A friend recently mentioned the mindfulness principle of imaging that you can slow time down. This describes perfectly what All the Birds feels like: within the novel time is a languid and murky concept, as if the present and past were a pudding not quite stirred free of lumps. Sometimes I got confused about which of Jakes’ lives I was living in as the borders between her past and reality smudged together.

As the novel progresses, the carnage that opens the narrative is strung throughout: Jake’s sheep keep ending up dead, and the predator cannot be found. Driven by an increasing paranoia, Jake drinks herself to sleep, terrified about mysterious noises inside her house that seem to have no source. Finding yet another missing ewe, she muses, “It was like something had swooped down and carried her off.” A Babadook-like creature seems to be at the root of the nameless terror that lurks around Jake’s pastures and home. (With Wyld’s history of spending her childhood between Australia and South London, I wonder if the folklore is at all related).

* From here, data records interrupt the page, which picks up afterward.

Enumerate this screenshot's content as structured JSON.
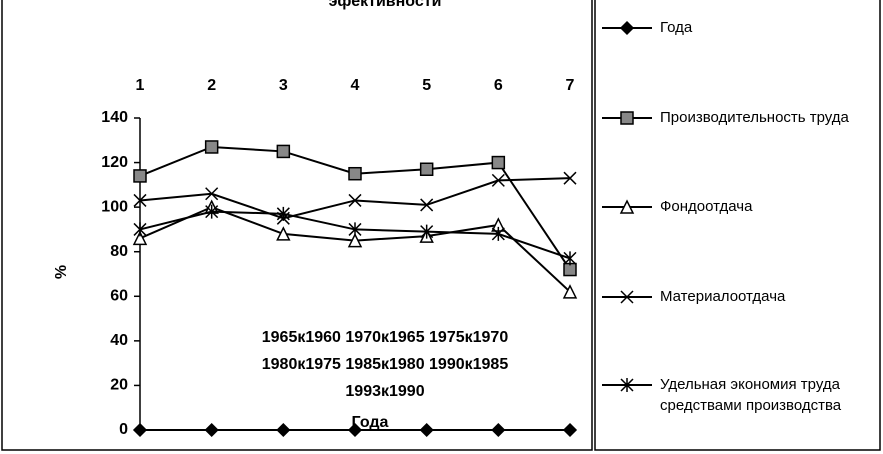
{
  "chart_data": {
    "type": "line",
    "title": "эфективности",
    "categories": [
      "1",
      "2",
      "3",
      "4",
      "5",
      "6",
      "7"
    ],
    "x_label": "Года",
    "y_label": "%",
    "annotations": [
      "1965к1960 1970к1965 1975к1970",
      "1980к1975 1985к1980 1990к1985",
      "1993к1990"
    ],
    "ylim": [
      0,
      140
    ],
    "yticks": [
      0,
      20,
      40,
      60,
      80,
      100,
      120,
      140
    ],
    "legend": "right",
    "series": [
      {
        "name": "Года",
        "color": "#000000",
        "marker": "diamond",
        "values": [
          0,
          0,
          0,
          0,
          0,
          0,
          0
        ]
      },
      {
        "name": "Производительность труда",
        "color": "#000000",
        "marker": "square",
        "values": [
          114,
          127,
          125,
          115,
          117,
          120,
          72
        ]
      },
      {
        "name": "Фондоотдача",
        "color": "#000000",
        "marker": "triangle",
        "values": [
          86,
          100,
          88,
          85,
          87,
          92,
          62
        ]
      },
      {
        "name": "Материалоотдача",
        "color": "#000000",
        "marker": "x",
        "values": [
          103,
          106,
          95,
          103,
          101,
          112,
          113
        ]
      },
      {
        "name": "Удельная экономия труда средствами производства",
        "color": "#000000",
        "marker": "star",
        "values": [
          90,
          98,
          97,
          90,
          89,
          88,
          77
        ]
      }
    ]
  }
}
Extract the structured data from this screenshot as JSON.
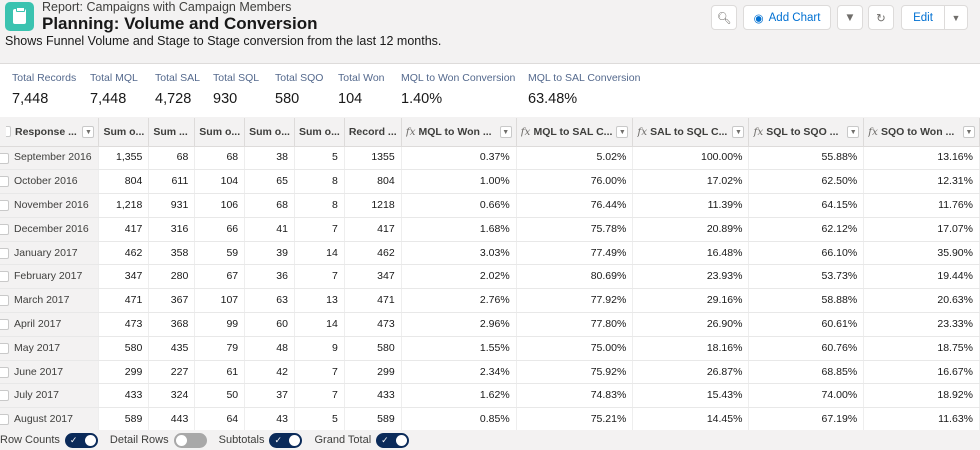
{
  "header": {
    "breadcrumb": "Report: Campaigns with Campaign Members",
    "title": "Planning: Volume and Conversion",
    "description": "Shows Funnel Volume and Stage to Stage conversion from the last 12 months.",
    "add_chart": "Add Chart",
    "edit": "Edit"
  },
  "summary": [
    {
      "label": "Total Records",
      "value": "7,448"
    },
    {
      "label": "Total MQL",
      "value": "7,448"
    },
    {
      "label": "Total SAL",
      "value": "4,728"
    },
    {
      "label": "Total SQL",
      "value": "930"
    },
    {
      "label": "Total SQO",
      "value": "580"
    },
    {
      "label": "Total Won",
      "value": "104"
    },
    {
      "label": "MQL to Won Conversion",
      "value": "1.40%"
    },
    {
      "label": "MQL to SAL Conversion",
      "value": "63.48%"
    }
  ],
  "table": {
    "columns": [
      {
        "label": "Response ...",
        "fx": false,
        "dropdown": true
      },
      {
        "label": "Sum o...",
        "fx": false,
        "dropdown": false
      },
      {
        "label": "Sum ...",
        "fx": false,
        "dropdown": false
      },
      {
        "label": "Sum o...",
        "fx": false,
        "dropdown": false
      },
      {
        "label": "Sum o...",
        "fx": false,
        "dropdown": false
      },
      {
        "label": "Sum o...",
        "fx": false,
        "dropdown": false
      },
      {
        "label": "Record ...",
        "fx": false,
        "dropdown": false
      },
      {
        "label": "MQL to Won ...",
        "fx": true,
        "dropdown": true
      },
      {
        "label": "MQL to SAL C...",
        "fx": true,
        "dropdown": true
      },
      {
        "label": "SAL to SQL C...",
        "fx": true,
        "dropdown": true
      },
      {
        "label": "SQL to SQO ...",
        "fx": true,
        "dropdown": true
      },
      {
        "label": "SQO to Won ...",
        "fx": true,
        "dropdown": true
      }
    ],
    "rows": [
      [
        "September 2016",
        "1,355",
        "68",
        "68",
        "38",
        "5",
        "1355",
        "0.37%",
        "5.02%",
        "100.00%",
        "55.88%",
        "13.16%"
      ],
      [
        "October 2016",
        "804",
        "611",
        "104",
        "65",
        "8",
        "804",
        "1.00%",
        "76.00%",
        "17.02%",
        "62.50%",
        "12.31%"
      ],
      [
        "November 2016",
        "1,218",
        "931",
        "106",
        "68",
        "8",
        "1218",
        "0.66%",
        "76.44%",
        "11.39%",
        "64.15%",
        "11.76%"
      ],
      [
        "December 2016",
        "417",
        "316",
        "66",
        "41",
        "7",
        "417",
        "1.68%",
        "75.78%",
        "20.89%",
        "62.12%",
        "17.07%"
      ],
      [
        "January 2017",
        "462",
        "358",
        "59",
        "39",
        "14",
        "462",
        "3.03%",
        "77.49%",
        "16.48%",
        "66.10%",
        "35.90%"
      ],
      [
        "February 2017",
        "347",
        "280",
        "67",
        "36",
        "7",
        "347",
        "2.02%",
        "80.69%",
        "23.93%",
        "53.73%",
        "19.44%"
      ],
      [
        "March 2017",
        "471",
        "367",
        "107",
        "63",
        "13",
        "471",
        "2.76%",
        "77.92%",
        "29.16%",
        "58.88%",
        "20.63%"
      ],
      [
        "April 2017",
        "473",
        "368",
        "99",
        "60",
        "14",
        "473",
        "2.96%",
        "77.80%",
        "26.90%",
        "60.61%",
        "23.33%"
      ],
      [
        "May 2017",
        "580",
        "435",
        "79",
        "48",
        "9",
        "580",
        "1.55%",
        "75.00%",
        "18.16%",
        "60.76%",
        "18.75%"
      ],
      [
        "June 2017",
        "299",
        "227",
        "61",
        "42",
        "7",
        "299",
        "2.34%",
        "75.92%",
        "26.87%",
        "68.85%",
        "16.67%"
      ],
      [
        "July 2017",
        "433",
        "324",
        "50",
        "37",
        "7",
        "433",
        "1.62%",
        "74.83%",
        "15.43%",
        "74.00%",
        "18.92%"
      ],
      [
        "August 2017",
        "589",
        "443",
        "64",
        "43",
        "5",
        "589",
        "0.85%",
        "75.21%",
        "14.45%",
        "67.19%",
        "11.63%"
      ]
    ]
  },
  "footer": [
    {
      "label": "Row Counts",
      "on": true
    },
    {
      "label": "Detail Rows",
      "on": false
    },
    {
      "label": "Subtotals",
      "on": true
    },
    {
      "label": "Grand Total",
      "on": true
    }
  ]
}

In a 2008 Granta interview, before All the Birds was even written, Wyld admitted her draw to Australian authors, and feels “often there is a sense of strangeness or lostness about Australia as a landscape.” Indeed, the landscapes of this novel are solid, believable characters themselves. Jake is richly realized, even as she inflicts damage to herself and lives in inner turmoil. Yet the strongest character Wyld crafts is the unnamed evil stalking her sheep.

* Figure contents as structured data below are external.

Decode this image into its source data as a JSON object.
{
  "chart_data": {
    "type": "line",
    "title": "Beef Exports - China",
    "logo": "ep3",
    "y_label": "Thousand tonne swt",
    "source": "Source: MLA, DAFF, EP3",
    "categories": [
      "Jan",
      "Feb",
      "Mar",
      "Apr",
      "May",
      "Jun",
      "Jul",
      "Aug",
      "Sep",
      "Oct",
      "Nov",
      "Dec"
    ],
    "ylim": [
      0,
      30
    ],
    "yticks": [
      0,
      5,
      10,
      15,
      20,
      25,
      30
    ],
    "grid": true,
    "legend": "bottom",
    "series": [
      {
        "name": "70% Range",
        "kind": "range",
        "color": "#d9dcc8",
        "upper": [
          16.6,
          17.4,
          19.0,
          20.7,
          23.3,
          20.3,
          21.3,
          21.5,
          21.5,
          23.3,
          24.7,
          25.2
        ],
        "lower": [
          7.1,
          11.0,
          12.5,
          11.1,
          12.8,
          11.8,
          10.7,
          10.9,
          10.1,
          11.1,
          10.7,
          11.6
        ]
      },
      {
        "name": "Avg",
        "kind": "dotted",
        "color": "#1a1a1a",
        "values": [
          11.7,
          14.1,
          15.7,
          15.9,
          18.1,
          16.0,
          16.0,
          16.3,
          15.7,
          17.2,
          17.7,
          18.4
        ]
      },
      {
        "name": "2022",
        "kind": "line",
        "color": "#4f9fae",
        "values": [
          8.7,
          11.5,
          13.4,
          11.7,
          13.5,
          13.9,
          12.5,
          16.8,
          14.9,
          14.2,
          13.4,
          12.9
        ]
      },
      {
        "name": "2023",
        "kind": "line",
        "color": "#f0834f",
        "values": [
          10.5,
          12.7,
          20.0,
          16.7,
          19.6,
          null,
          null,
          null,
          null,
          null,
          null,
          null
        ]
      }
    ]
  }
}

The end of her novel echoes the same finely written terror I found in A.S Byatt’s short story, “The Thing in The Woods.” Her unusual companion, Lloyd, takes off into the forest, claiming he sees the “thing” that’s been terrorizing Jake’s flock. Yet, as in many other cases where Jake seems uncertain about knowing her way, she seems unable to see the monster. “It’s huge,” Lloyd says, “it’s just in front of us.” But Jake never appears to acknowledge that she too, recognizes the terror for what it is. This blindness is Jake’s plague throughout All the Birds Singing. She tries to escape her past, and cannot. She finds herself in dangerous situations, and tries to convince herself otherwise. Just as she’s unable to see the physical beast in front of her, she cannot realize the darkness hovering over her life, and thus, cannot rise from beneath it.